GOP official slams NY election lawsuits as secret effort to knock conservatives from office
A New York town leader slammed a series of race-based lawsuits trying to uproot up the voting process in several towns – calling the litigation an effort to bump conservatives from office.
Civil rights lawyers are suing at least three local governments in towns with majority white populations, claiming they’re blocking the elections of black and Hispanics by using “at-large” elections.
“I do believe this is a back door effort by Democrats to eliminate the two party system and wipe out the Republican Party in New York,” said Carl Fulgenzi, the town supervisor of Mount Pleasant – one of the last Republican strongholds in reliably blue Westchester County.
Mount Pleasant is one of at least three towns with majority white populations that’s being sued by civil rights attorneys under the Empire State’s John R. Lewis Voting Rights Act along the Republican-dominated town of Newburgh in Orange County and Cheetowaga, a town split between Democrats and Republicans.
More suits may soon follow. The fledling law says the defendants have to pick up the plaintiffs’ legal costs if they’re found violating the law, which some say could encourage a litigation frenzy.
Gov. Kathy Hochul and the Democratic-run legislature in 2022 approved the new voting rights law, named after civil rights icon and the late Georgia Congressman John Lewis, after expressing concerns that the US Supreme Court and the federal government were retreating on voting rights enforcement during the Trump administration.
There are scores of towns, villages and school districts that have an at-large voting system — where voters of a municipality for all their government representatives as opposed to having the area split into districts or neighborhoods.

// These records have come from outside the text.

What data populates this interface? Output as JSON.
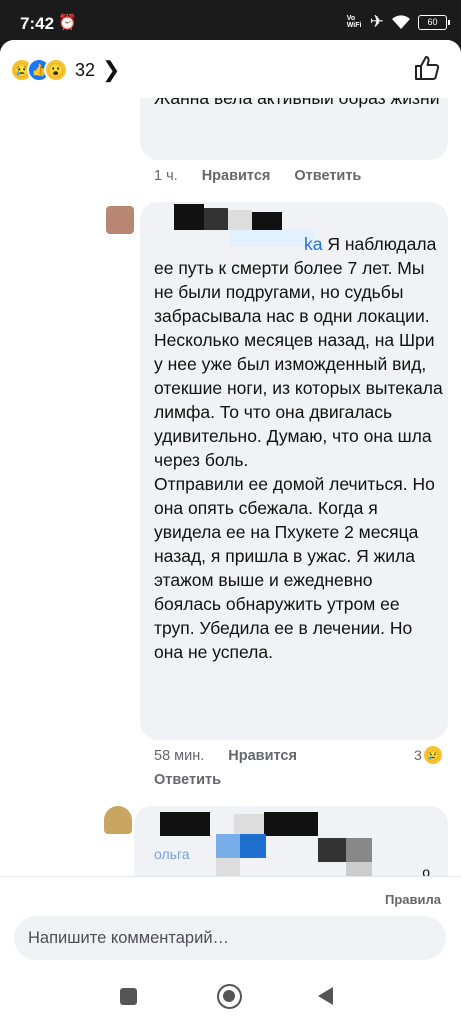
{
  "status_bar": {
    "time": "7:42",
    "alarm_icon": "alarm-icon",
    "vowifi": "Vo WiFi",
    "airplane_icon": "airplane-icon",
    "wifi_icon": "wifi-icon",
    "battery": "60"
  },
  "header": {
    "reactions": [
      "sad",
      "like",
      "wow"
    ],
    "reaction_count": "32",
    "chevron": "❯",
    "like_icon": "thumbs-up-icon"
  },
  "comments": [
    {
      "text": "ресел Долгие годы сыроедения Жанна вела активный образ жизни",
      "time": "1 ч.",
      "like_label": "Нравится",
      "reply_label": "Ответить"
    },
    {
      "name_visible": "ka",
      "text": " Я наблюдала ее путь к смерти более 7 лет. Мы не были подругами, но судьбы забрасывала нас в одни локации. Несколько месяцев назад, на Шри у нее уже был изможденный вид, отекшие ноги, из которых вытекала лимфа. То что она двигалась удивительно. Думаю, что она шла через боль.\nОтправили ее домой лечиться. Но она опять сбежала. Когда я увидела ее на Пхукете 2 месяца назад, я пришла в ужас. Я жила этажом выше и ежедневно боялась обнаружить утром ее труп. Убедила ее в лечении. Но она не успела.",
      "time": "58 мин.",
      "like_label": "Нравится",
      "reply_label": "Ответить",
      "reaction_count": "3"
    },
    {
      "name_visible": "ольга",
      "trailing": "о"
    }
  ],
  "rules_link": "Правила",
  "composer": {
    "placeholder": "Напишите комментарий…"
  },
  "colors": {
    "bubble": "#f0f2f5",
    "meta_text": "#65676b",
    "link_blue": "#216fdb",
    "reaction_yellow": "#f7c431",
    "like_blue": "#1877f2"
  }
}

The law also says dozens of municipalities with large minority populations — including New York City — will have to file for “pre-clearance” to make any changes to their voting systems with state Attorney General Letitia James’ office, to make sure they don’t negatively affect a minority voting class. The first plans are due in September.
The lawsuit filed on behalf of five Hispanic plaintiffs against Mount Pleasant noted that nearly half of the residents in one of its villages, Sleepy Hollow, are Latino — but a Hispanic candidate has never been elected under the at-large voting system.

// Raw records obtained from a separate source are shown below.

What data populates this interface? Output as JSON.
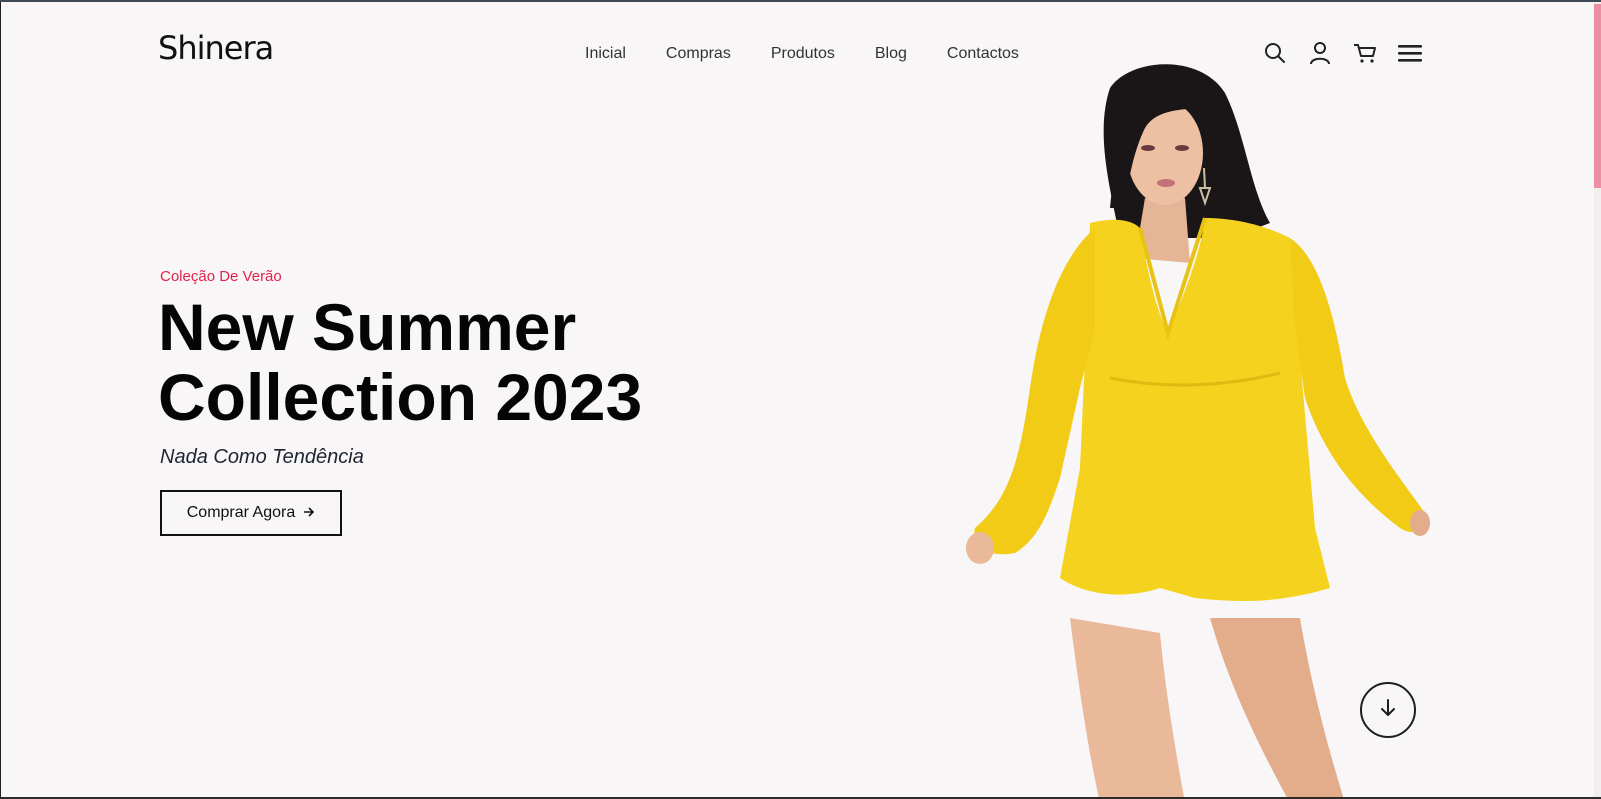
{
  "header": {
    "logo": "Shinera",
    "nav": [
      "Inicial",
      "Compras",
      "Produtos",
      "Blog",
      "Contactos"
    ],
    "icons": [
      "search-icon",
      "user-icon",
      "cart-icon",
      "menu-icon"
    ]
  },
  "hero": {
    "eyebrow": "Coleção De Verão",
    "headline_line1": "New Summer",
    "headline_line2": "Collection 2023",
    "tagline": "Nada Como Tendência",
    "cta_label": "Comprar Agora",
    "cta_icon": "arrow-right-icon",
    "scroll_icon": "arrow-down-icon"
  },
  "colors": {
    "accent": "#e3224c",
    "background": "#f8f6f7",
    "text": "#050505",
    "dress": "#f5d21d",
    "scrollbar": "#ec8ea4"
  }
}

“Because white voters make up a majority of the electorate, racially polarized voting with the Mount Pleasant at-large system usually, almost invariably, denies the Town’s Hispanic voters an opportunity to elect candidates of their choice to the Town Board,” said the lawsuit, filed earlier this year by Robert Spolzino of Abrams Fensterman.

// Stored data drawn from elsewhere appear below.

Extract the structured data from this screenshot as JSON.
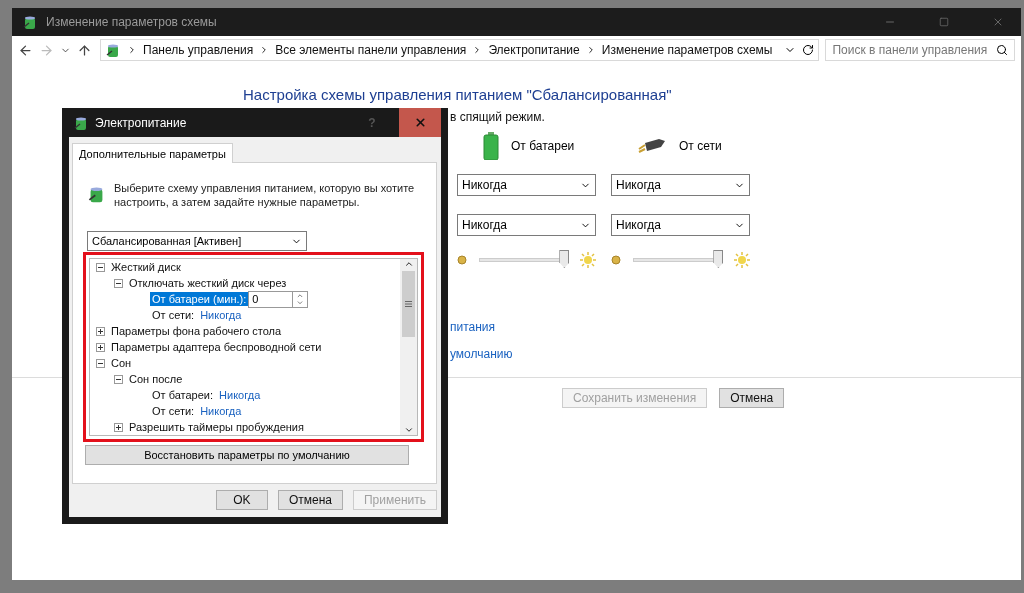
{
  "window": {
    "title": "Изменение параметров схемы"
  },
  "address_bar": {
    "breadcrumbs": [
      "Панель управления",
      "Все элементы панели управления",
      "Электропитание",
      "Изменение параметров схемы"
    ]
  },
  "search": {
    "placeholder": "Поиск в панели управления"
  },
  "main": {
    "heading": "Настройка схемы управления питанием \"Сбалансированная\"",
    "sleep_text": "в спящий режим.",
    "columns": [
      {
        "label": "От батареи",
        "kind": "battery"
      },
      {
        "label": "От сети",
        "kind": "plug"
      }
    ],
    "setting_rows": [
      {
        "values": [
          "Никогда",
          "Никогда"
        ]
      },
      {
        "values": [
          "Никогда",
          "Никогда"
        ]
      }
    ],
    "brightness": [
      {
        "level": 0.97
      },
      {
        "level": 0.97
      }
    ],
    "links": [
      "питания",
      "умолчанию"
    ],
    "buttons": [
      {
        "label": "Сохранить изменения",
        "disabled": true
      },
      {
        "label": "Отмена",
        "disabled": false
      }
    ]
  },
  "dialog": {
    "title": "Электропитание",
    "help_label": "?",
    "tab": {
      "label": "Дополнительные параметры",
      "selected": true
    },
    "description": "Выберите схему управления питанием, которую вы хотите настроить, а затем задайте нужные параметры.",
    "plan_select": "Сбалансированная [Активен]",
    "tree": [
      {
        "label": "Жесткий диск",
        "expanded": true,
        "selected": false,
        "children": [
          {
            "label": "Отключать жесткий диск через",
            "expanded": true,
            "selected": false,
            "children": [
              {
                "label": "От батареи (мин.):",
                "kind": "spin",
                "value": "0",
                "selected": true
              },
              {
                "label": "От сети:",
                "kind": "value",
                "value": "Никогда",
                "selected": false
              }
            ]
          }
        ]
      },
      {
        "label": "Параметры фона рабочего стола",
        "expanded": false,
        "selected": false
      },
      {
        "label": "Параметры адаптера беспроводной сети",
        "expanded": false,
        "selected": false
      },
      {
        "label": "Сон",
        "expanded": true,
        "selected": false,
        "children": [
          {
            "label": "Сон после",
            "expanded": true,
            "selected": false,
            "children": [
              {
                "label": "От батареи:",
                "kind": "value",
                "value": "Никогда",
                "selected": false
              },
              {
                "label": "От сети:",
                "kind": "value",
                "value": "Никогда",
                "selected": false
              }
            ]
          },
          {
            "label": "Разрешить таймеры пробуждения",
            "expanded": false,
            "selected": false
          }
        ]
      }
    ],
    "restore_button": "Восстановить параметры по умолчанию",
    "buttons": [
      {
        "label": "OK",
        "disabled": false
      },
      {
        "label": "Отмена",
        "disabled": false
      },
      {
        "label": "Применить",
        "disabled": true
      }
    ]
  }
}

The same firm has filed the voting rights cases against the town of Newburgh and Cheektowaga.
Voting rights lawyer Jeffrey Wice was hired by the local governments to research the matter, and he recommended that Mount Pleasant and the others scrap the at-large voting systems.
“At-large voting systems are vulnerable to a legal challenge. It makes it harder for minority candidates to win at-large districts,” said Wice, also a New York Law School professor.
He recommended that the towns have representatives elected by neighborhood districts rather than at-large, bolster the opportunities for black and Latino candidates to get elected. Or to use a cumulative or ranked-choice voting system.
“The town rejected that approach. They went into another direction,” Wice said of Mount Pleasant.
“This is a sleeper issue. I expect to see more of these lawsuits filed.”
Fulgenzi confirmed he and other Republicans on the town board rejected Wice’s recommendations and hired an outside law firm that filed a countersuit claiming the New York voting rights law is unconstitutional, and vowed to take the matter all the way to the Supreme Court.
Mount Pleasant, he said, provided only limited services to residents in the village of Sleepy Hollow, which has its own government and elections. Mount Pleasant has its own police, fire and garbage pickup but provides mostly only tax collection services for residents of Sleepy Hollow residents, where Hispanic candidates have been elected, he said.
That fact makes the voting rights case flimsy, Fulgenzi claimed.
“I haven’t heard any Hispanic ever come to me and say, `My vote doesn’t matter.’ I have never had anyone say they’ve been disenfranchised. It makes no sense. It’s a slap in the face,” he said.
Fulgenzi said he’s raised the alarm with New York’s Republican leadership.
“If [Republican representation in] Mount Pleasant goes down,” he said, “the Republican Party goes down with it.”